Beim »wir reagieren doch nur« blieb Kaack pflichtgemäß auch am Donnerstag. Die »Hessen«-Kanonenbootmission begründete er wie seit 1991 in allen »Verteidigungspolitischen Richtlinien« der Bundeswehr nicht ganz wertegeleitet und regelbasiert: »Freie Seehandelswege sind die Grundlage unserer Industrie, aber auch unserer Verteidigungsfähigkeit.« Vor 14 Jahren flog wegen ähnlicher Sätze noch ein Bundespräsident aus dem Amt, die Armee durfte schon länger sagen, dass es um Rohstoffe und Märkte geht. Wer in »unseren« Kolonien scharf schießen soll, muss auf »wir sind die Guten«, auf Hypermoral, pfeifen. Es reicht deren Verkörperung durch Annalena Baerbock. Demnächst, kündigte Kaack in diesem Sinne an, werden ein großes deutsches Versorgungsschiff und die Fregatte »Baden-Württemberg« wieder im Indischen und Pazifischen Ozean sein. Denn »wir« richten uns für einen »langen Zeitraum« dort ein. Die Marine Chinas hat 370 Schiffe, die deutsche 48 und die Nachbarn Chinas fürchten sich. Da ist doch wohl jedes bewaffnete deutsche Boot willkommen.

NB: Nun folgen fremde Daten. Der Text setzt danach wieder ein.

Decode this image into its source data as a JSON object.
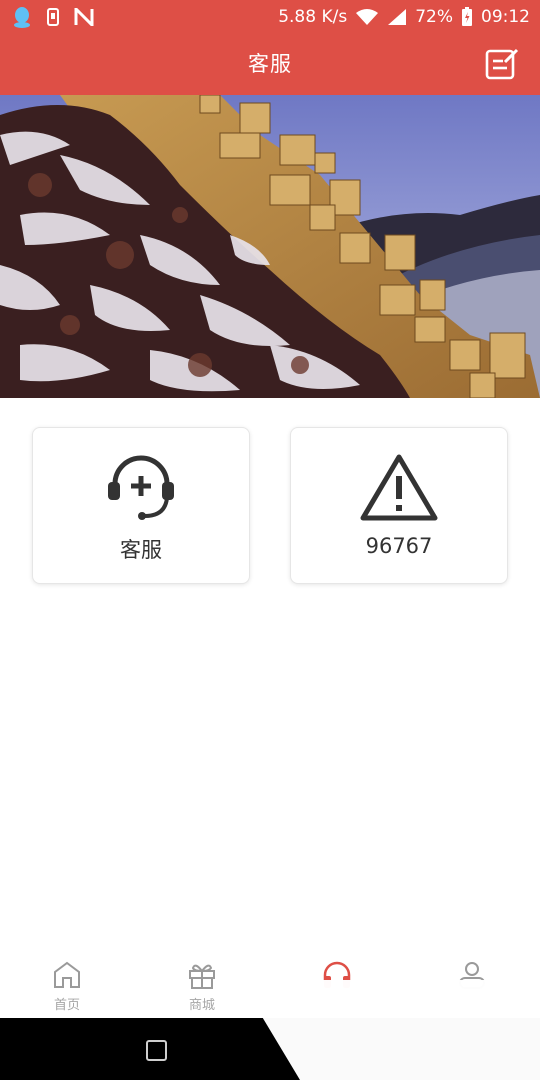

Ein Zufall, dass die »Hessen« Wilhelmshaven verließ, als Kanzler Scholz das Flugzeug nach Washington bestieg. Dort droht der Stopp des Nachschubs für den Krieg gegen Russland, also Frieden – ein Alptraum. Und eine Chance für Scholz. Die FAZ gab am Donnerstag als Kommentar aus dem Bundeskanzleramt wieder: »Damit ist Biden stärker auf das Land angewiesen, ohne das nach amerikanischer Lesart in Europa nichts funktioniert: Deutschland.« Das ist jeden Schuss der »Hessen« wert. »Wir« sind unentbehrlich.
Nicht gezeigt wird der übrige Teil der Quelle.